İsteklerinizden vazgeçin -ki buna rıza ve teslimiyet denir- göreceksiniz ki acılarınızın en önemli kaynağı kuruyacaktır. Nitekim "Ne varlığına sevinirim, ne yokluğuna yerinirim" diyen Yunus'umuz, dikkatlerimizi bu hakikate çekmeye çalışır.
Kimseye kendinizi sevdirmeye kalkmayın! Yapılması gereken tek şey, sadece kendinizi sevilmeye bırakmaktır.
Önemli olan; hayatta "en çok şey"e sahip olmak değil, "en az şey"e ihtiyaç duymaktır.
Kişinin başkalarına kendini sevdirmeye çalışması, aslında onların sevgilerinin mülkiyetini elde etmek istemesi anlamına gelir.
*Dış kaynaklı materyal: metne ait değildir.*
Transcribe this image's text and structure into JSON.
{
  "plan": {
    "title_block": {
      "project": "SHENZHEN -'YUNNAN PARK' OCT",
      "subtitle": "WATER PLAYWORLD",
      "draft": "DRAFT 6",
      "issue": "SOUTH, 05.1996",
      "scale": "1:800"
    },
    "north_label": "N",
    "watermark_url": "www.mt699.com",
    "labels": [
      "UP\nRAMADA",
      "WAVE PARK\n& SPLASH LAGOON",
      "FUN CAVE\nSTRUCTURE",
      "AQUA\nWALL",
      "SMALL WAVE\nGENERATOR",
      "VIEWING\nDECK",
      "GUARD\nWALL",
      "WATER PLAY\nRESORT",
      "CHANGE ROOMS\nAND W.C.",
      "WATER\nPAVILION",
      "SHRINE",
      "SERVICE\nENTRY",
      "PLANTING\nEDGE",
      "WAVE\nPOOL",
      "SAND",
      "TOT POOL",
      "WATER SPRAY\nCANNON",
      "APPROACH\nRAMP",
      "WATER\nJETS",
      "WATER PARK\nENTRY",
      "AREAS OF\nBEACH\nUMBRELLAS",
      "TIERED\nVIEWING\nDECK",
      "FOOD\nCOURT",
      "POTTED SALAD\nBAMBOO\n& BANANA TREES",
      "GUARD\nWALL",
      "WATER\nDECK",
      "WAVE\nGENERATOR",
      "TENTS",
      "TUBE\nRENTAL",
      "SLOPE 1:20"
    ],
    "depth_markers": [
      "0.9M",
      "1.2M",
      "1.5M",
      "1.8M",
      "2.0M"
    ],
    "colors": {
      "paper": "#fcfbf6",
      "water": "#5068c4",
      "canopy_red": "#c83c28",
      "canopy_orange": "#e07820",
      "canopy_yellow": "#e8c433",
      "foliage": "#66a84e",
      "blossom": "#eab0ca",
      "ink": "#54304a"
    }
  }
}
Oysa yapılması gereken bir tek şey vardır: kendini sevilmeye bırakmak.
Sahip olmak değil, sadece olmak, yani rıza ve teslimiyet. Nasip edilen kadarıyla, yani sevilme istidadı kadarınca sevilmek.
"Mü'minler onlardır ki, başlarına bir musibet geldiği zaman, "Biz Allah içiniz ve O'na döneceğiz." deyip teslimiyet ve rıza gösterirler."
– Bakara, 157
..daha vakti gelmeden, "kabım" diye tanımladığımız şeye göre tecelli beklemek de yanlıştır, çünkü tecellinin zamanını belirleyen bizler değiliz! Nefsin alt kat sakinlerinin yaşadığı mutsuzluğun ve doyumsuzluğun nedeni işte bu süreçtir. Halbuki üst kat sakinleri, sabırla beklemenin sonucunda, kab hazır olduğunda, yani "hâl" tamamlandığında, tecellinin vuku bulacağını bilirler ve teslimiyet, tevekkül, tefvîz, rıza, itminan/güven, reca/ümit içinde yaşarlar. İşte aradığımız, huzur, barış ve selamet bu kadar yakındır.